Key points to share:
- A need for awareness raising about managing research data within the institutions through promotion of Kaptur. One of the points to engage researchers is when they ask the institution for Letters of Support for their funding applications.
- The awareness raising needs to be clear about the differences between data storage and data curation; although the storage aspect may still be an incentive for researchers to manage their research data effectively.
- On RDM policy development there was some discussion about the pros and cons of a small more research-focused working group compared to a larger working group which may help with embedding and take-up of the policy as well as awareness raising, but may take longer to discuss and approve a policy. Two institutions have smaller working groups and the other two plan working groups with a wider range of stakeholders. It is useful to share these experiences collaboratively.

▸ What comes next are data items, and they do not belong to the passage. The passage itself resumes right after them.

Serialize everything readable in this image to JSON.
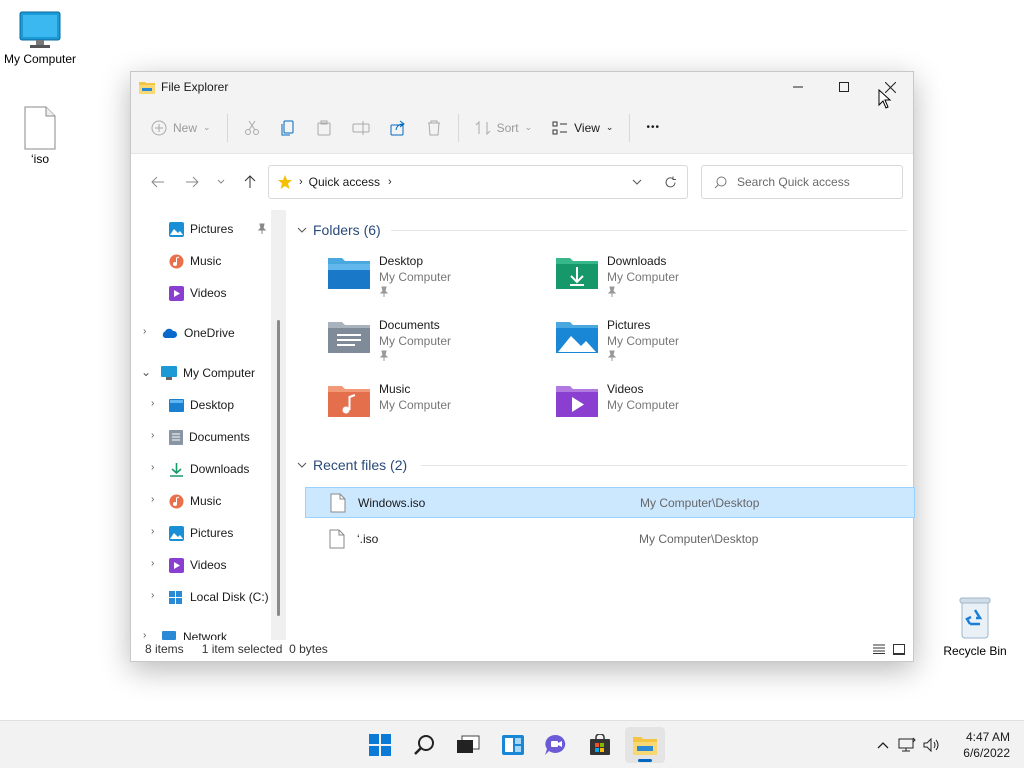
{
  "desktop": {
    "icons": [
      {
        "label": "My Computer",
        "icon": "monitor-icon"
      },
      {
        "label": "‘iso",
        "icon": "file-icon"
      },
      {
        "label": "Recycle Bin",
        "icon": "recycle-bin-icon"
      }
    ]
  },
  "window": {
    "title": "File Explorer",
    "commandbar": {
      "new_label": "New",
      "sort_label": "Sort",
      "view_label": "View",
      "more_label": "•••"
    },
    "address": {
      "crumb": "Quick access"
    },
    "search": {
      "placeholder": "Search Quick access"
    },
    "sidebar": {
      "items": [
        {
          "label": "Pictures",
          "icon": "pictures-icon"
        },
        {
          "label": "Music",
          "icon": "music-icon"
        },
        {
          "label": "Videos",
          "icon": "videos-icon"
        },
        {
          "label": "OneDrive",
          "icon": "onedrive-icon"
        },
        {
          "label": "My Computer",
          "icon": "computer-icon"
        },
        {
          "label": "Desktop",
          "icon": "desktop-icon"
        },
        {
          "label": "Documents",
          "icon": "documents-icon"
        },
        {
          "label": "Downloads",
          "icon": "downloads-icon"
        },
        {
          "label": "Music",
          "icon": "music-icon"
        },
        {
          "label": "Pictures",
          "icon": "pictures-icon"
        },
        {
          "label": "Videos",
          "icon": "videos-icon"
        },
        {
          "label": "Local Disk (C:)",
          "icon": "disk-icon"
        },
        {
          "label": "Network",
          "icon": "network-icon"
        }
      ]
    },
    "folders": {
      "header": "Folders (6)",
      "items": [
        {
          "name": "Desktop",
          "location": "My Computer",
          "pinned": true
        },
        {
          "name": "Downloads",
          "location": "My Computer",
          "pinned": true
        },
        {
          "name": "Documents",
          "location": "My Computer",
          "pinned": true
        },
        {
          "name": "Pictures",
          "location": "My Computer",
          "pinned": true
        },
        {
          "name": "Music",
          "location": "My Computer",
          "pinned": false
        },
        {
          "name": "Videos",
          "location": "My Computer",
          "pinned": false
        }
      ]
    },
    "recent": {
      "header": "Recent files (2)",
      "items": [
        {
          "name": "Windows.iso",
          "location": "My Computer\\Desktop",
          "selected": true
        },
        {
          "name": "‘.iso",
          "location": "My Computer\\Desktop",
          "selected": false
        }
      ]
    },
    "status": {
      "count": "8 items",
      "selection": "1 item selected",
      "size": "0 bytes"
    }
  },
  "taskbar": {
    "apps": [
      "start-icon",
      "search-icon",
      "task-view-icon",
      "widgets-icon",
      "chat-icon",
      "store-icon",
      "file-explorer-icon"
    ],
    "time": "4:47 AM",
    "date": "6/6/2022"
  },
  "colors": {
    "accent": "#0067c0",
    "selection_bg": "#cce8ff",
    "selection_border": "#99d1ff",
    "folder_yellow": "#f4c542"
  }
}
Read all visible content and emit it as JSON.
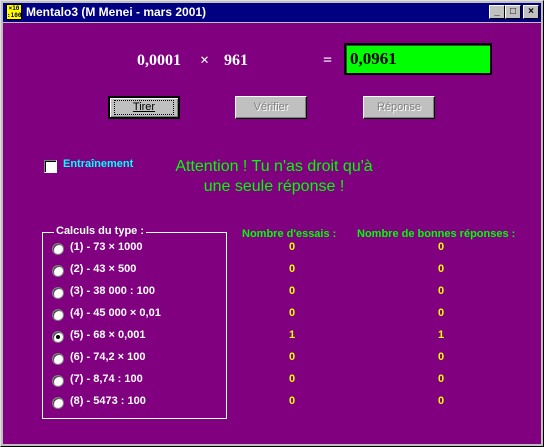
{
  "window": {
    "title": "Mentalo3 (M Menei - mars 2001)",
    "icon_text": "×10 :100",
    "controls": {
      "minimize": "_",
      "maximize": "□",
      "close": "×"
    }
  },
  "calc": {
    "operand1": "0,0001",
    "operator": "×",
    "operand2": "961",
    "equals": "=",
    "result": "0,0961"
  },
  "buttons": {
    "tirer": "Tirer",
    "verifier": "Vérifier",
    "reponse": "Réponse"
  },
  "training": {
    "label": "Entraînement",
    "checked": false
  },
  "message": {
    "line1": "Attention ! Tu n'as droit qu'à",
    "line2": "une seule réponse !"
  },
  "group": {
    "title": "Calculs du type :",
    "options": [
      {
        "label": "(1) - 73 × 1000",
        "selected": false
      },
      {
        "label": "(2) - 43 × 500",
        "selected": false
      },
      {
        "label": "(3) - 38 000 : 100",
        "selected": false
      },
      {
        "label": "(4) - 45 000 × 0,01",
        "selected": false
      },
      {
        "label": "(5) - 68 × 0,001",
        "selected": true
      },
      {
        "label": "(6) - 74,2 × 100",
        "selected": false
      },
      {
        "label": "(7) - 8,74 : 100",
        "selected": false
      },
      {
        "label": "(8) - 5473 : 100",
        "selected": false
      }
    ]
  },
  "stats": {
    "essais_header": "Nombre d'essais :",
    "bonnes_header": "Nombre de bonnes réponses :",
    "essais": [
      "0",
      "0",
      "0",
      "0",
      "1",
      "0",
      "0",
      "0"
    ],
    "bonnes": [
      "0",
      "0",
      "0",
      "0",
      "1",
      "0",
      "0",
      "0"
    ]
  },
  "colors": {
    "background": "#800080",
    "result_bg": "#00ff00",
    "accent_green": "#00ff00",
    "accent_cyan": "#00ffff",
    "accent_yellow": "#ffff00",
    "titlebar": "#000080"
  }
}
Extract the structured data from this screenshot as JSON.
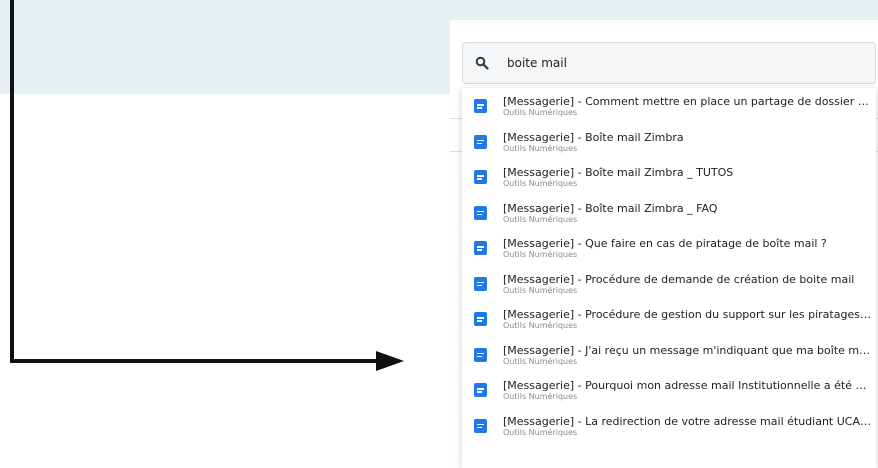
{
  "search": {
    "value": "boite mail",
    "icon": "search-icon"
  },
  "results": [
    {
      "title": "[Messagerie] - Comment mettre en place un partage de dossier d'une...",
      "category": "Outils Numériques",
      "icon": "document-icon"
    },
    {
      "title": "[Messagerie] - Boîte mail Zimbra",
      "category": "Outils Numériques",
      "icon": "document-icon"
    },
    {
      "title": "[Messagerie] - Boîte mail Zimbra _ TUTOS",
      "category": "Outils Numériques",
      "icon": "document-icon"
    },
    {
      "title": "[Messagerie] - Boîte mail Zimbra _ FAQ",
      "category": "Outils Numériques",
      "icon": "document-icon"
    },
    {
      "title": "[Messagerie] - Que faire en cas de piratage de boîte mail ?",
      "category": "Outils Numériques",
      "icon": "document-icon"
    },
    {
      "title": "[Messagerie] - Procédure de demande de création de boite mail",
      "category": "Outils Numériques",
      "icon": "document-icon"
    },
    {
      "title": "[Messagerie] - Procédure de gestion du support sur les piratages de b...",
      "category": "Outils Numériques",
      "icon": "document-icon"
    },
    {
      "title": "[Messagerie] - J'ai reçu un message m'indiquant que ma boîte mail a ...",
      "category": "Outils Numériques",
      "icon": "document-icon"
    },
    {
      "title": "[Messagerie] - Pourquoi mon adresse mail Institutionnelle a été modif...",
      "category": "Outils Numériques",
      "icon": "document-icon"
    },
    {
      "title": "[Messagerie] - La redirection de votre adresse mail étudiant UCA est-...",
      "category": "Outils Numériques",
      "icon": "document-icon"
    }
  ],
  "colors": {
    "accent": "#1f79e8",
    "band": "#e8f1f2",
    "arrow": "#111111"
  }
}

Mackintosh and visual arts research data:
This bookcase was originally designed in 1901 by Mackintosh for the drawing room at Windyhill. It was presented to the School by William Davidson on the sale of Windyhill. Also in The Glasgow School of Art’s collection is a scale drawing in pencil with annotations, an example of Mackintosh’s own visual arts research data. Another example is Mackintosh’s Northern Italian sketchbook, available from the Visual Arts Data Service (VADS) and also via the project website. The research was part-funded by The Glasgow School of Art and the creation of the database was funded by the Arts and Humanities Research Council (AHRC).